The shortage of primary care practitioners is here. For example, 28 percent of people on Medicare who went looking fora primary care doc in 2008 had trouble finding one, according to the Medicare Payment Advisory Commission’s report to Congress. (This figure has been over-interpreted in a major article, but no matter.)
I want to share a few thoughts with you about what that means for the future of primary care and how we as patients can communicate effectively with practitioners, to get the care we want and need. Many practitioners will not be physicians.
In February of last year, physician supply guru Richard A. Cooper told an Institute of Medicine conference that “the notion that future patients may experience regular 30-minute visits with a primary care physician is not credible.” Why? Not enough family physicians, general internists, general pediatricians, and obstetrician-gynecologists to spend a lot of time with reasonably healthy patients.
Similarly, USA Today noted in an August 16 article that 65 million Americans live in communities with a shortage of primary care physicians. This shortage–as every health policy expert knows–results from low payment for primary care, or “talking,” and a lot higher payments for procedure-oriented specialties. New graduates of medical schools choose the higher paying, more prestigious, less communicative fields.
Yet, ironically, merely increasing the numbers of primary care physicians in a community wouldn’t give more residents regular primary care visits, according to researchers. The Dartmouth Atlas Project, which looks at variations in medical practice across geographic areas, emphasizes that what’s really important is for the primary care practitioner to take charge and coordinate the patient’s care with all of the patient’s specialists and providers. (Joe Cantlupe reported this surprising finding in HealthLeaders Media on September 16.)
Taken together, these findings suggest that primary care of the future will involve more non-physicians. More and more of us will see a nurse practitioner or physician assistant for routine visits. The primary care physician will become engaged only when care gets complicated–such as when the patient has multiple chronic diseases or difficulty tolerating the usually prescribed drugs.
This could work fine. Nurse practitioners have shown themselves able to handle most routine health problems very competently, and they spend time talking with patients. Physician assistants, though slightly less highly educated, also have shown a great deal of competence and are relatively inexpensive to deploy.
My usual hesitation with using NPs and PAs as front-line primary care practitioners is that medical specialists are less likely to accept them as a colleague in conferring about the patient’s needs and treatment. That problem disappears when the primary care physician, working in the same practice as the NP or PA, assumes the conferring role.
In short, we’ll see more primary care teams, composed of physicians, NPs, and PAs–and perhaps health educators,nutritionists, and others.

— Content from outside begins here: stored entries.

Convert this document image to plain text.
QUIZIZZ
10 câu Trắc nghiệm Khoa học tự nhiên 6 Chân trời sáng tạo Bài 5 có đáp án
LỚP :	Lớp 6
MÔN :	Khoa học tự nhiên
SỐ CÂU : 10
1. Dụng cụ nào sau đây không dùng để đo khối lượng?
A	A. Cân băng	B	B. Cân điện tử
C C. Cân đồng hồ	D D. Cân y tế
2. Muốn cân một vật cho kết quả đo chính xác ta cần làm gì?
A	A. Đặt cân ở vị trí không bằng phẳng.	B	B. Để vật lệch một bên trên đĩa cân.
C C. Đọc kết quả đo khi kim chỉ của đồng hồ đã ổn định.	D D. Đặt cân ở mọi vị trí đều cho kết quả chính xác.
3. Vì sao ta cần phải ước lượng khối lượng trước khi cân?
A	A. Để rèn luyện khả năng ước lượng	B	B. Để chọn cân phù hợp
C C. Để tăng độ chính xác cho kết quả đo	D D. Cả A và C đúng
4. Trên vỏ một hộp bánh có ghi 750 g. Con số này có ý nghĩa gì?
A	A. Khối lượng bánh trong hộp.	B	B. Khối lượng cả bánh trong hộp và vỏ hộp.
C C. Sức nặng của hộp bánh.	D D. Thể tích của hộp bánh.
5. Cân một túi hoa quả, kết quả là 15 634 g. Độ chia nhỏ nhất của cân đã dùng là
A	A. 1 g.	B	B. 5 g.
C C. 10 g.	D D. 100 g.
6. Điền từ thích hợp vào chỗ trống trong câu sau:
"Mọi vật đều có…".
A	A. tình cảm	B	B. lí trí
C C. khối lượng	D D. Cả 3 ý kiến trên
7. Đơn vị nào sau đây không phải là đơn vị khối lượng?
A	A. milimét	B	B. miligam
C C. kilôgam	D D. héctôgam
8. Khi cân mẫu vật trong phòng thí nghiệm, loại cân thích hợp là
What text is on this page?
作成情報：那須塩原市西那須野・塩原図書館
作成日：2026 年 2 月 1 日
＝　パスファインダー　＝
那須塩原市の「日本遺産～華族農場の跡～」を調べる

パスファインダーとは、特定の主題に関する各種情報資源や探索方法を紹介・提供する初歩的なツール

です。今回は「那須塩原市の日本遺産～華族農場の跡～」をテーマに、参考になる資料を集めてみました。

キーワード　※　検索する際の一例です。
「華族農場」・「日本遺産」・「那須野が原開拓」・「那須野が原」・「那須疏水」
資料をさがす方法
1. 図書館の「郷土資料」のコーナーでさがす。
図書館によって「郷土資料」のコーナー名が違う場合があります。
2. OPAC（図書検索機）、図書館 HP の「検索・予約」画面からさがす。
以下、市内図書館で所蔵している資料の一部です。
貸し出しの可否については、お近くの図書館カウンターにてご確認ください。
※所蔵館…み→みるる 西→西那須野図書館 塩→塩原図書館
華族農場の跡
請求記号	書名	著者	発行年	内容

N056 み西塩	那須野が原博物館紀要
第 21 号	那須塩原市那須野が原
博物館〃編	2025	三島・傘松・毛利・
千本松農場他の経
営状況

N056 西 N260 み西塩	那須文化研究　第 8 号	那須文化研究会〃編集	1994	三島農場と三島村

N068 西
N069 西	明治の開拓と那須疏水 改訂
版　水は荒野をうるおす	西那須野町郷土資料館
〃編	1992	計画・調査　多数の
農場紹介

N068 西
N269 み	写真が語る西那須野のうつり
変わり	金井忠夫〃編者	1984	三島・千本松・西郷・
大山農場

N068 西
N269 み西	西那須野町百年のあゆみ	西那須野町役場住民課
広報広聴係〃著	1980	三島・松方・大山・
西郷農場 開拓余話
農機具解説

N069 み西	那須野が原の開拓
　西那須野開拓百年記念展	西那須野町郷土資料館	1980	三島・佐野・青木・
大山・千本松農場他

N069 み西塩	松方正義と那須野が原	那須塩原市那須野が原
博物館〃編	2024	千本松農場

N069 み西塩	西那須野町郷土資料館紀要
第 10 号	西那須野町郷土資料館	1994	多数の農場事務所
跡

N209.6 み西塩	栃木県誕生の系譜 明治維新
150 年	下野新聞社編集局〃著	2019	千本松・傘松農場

What are the implications of primary care teams for physician-patient communication, the theme of our blog? Here are three:
- We’ll feel that we have more time to talk with primary care practitioners, and will feel less intimidated by them.
- We’ll have an excellent ally in efforts to communicate with specialists.
- We might get sloppy, becoming less prepared and focused when we visit the primary care practitioner, feeling that we don’t have to be so efficient when communicating with a non-physician.
Note that the first two results would be positive, and the last would be negative.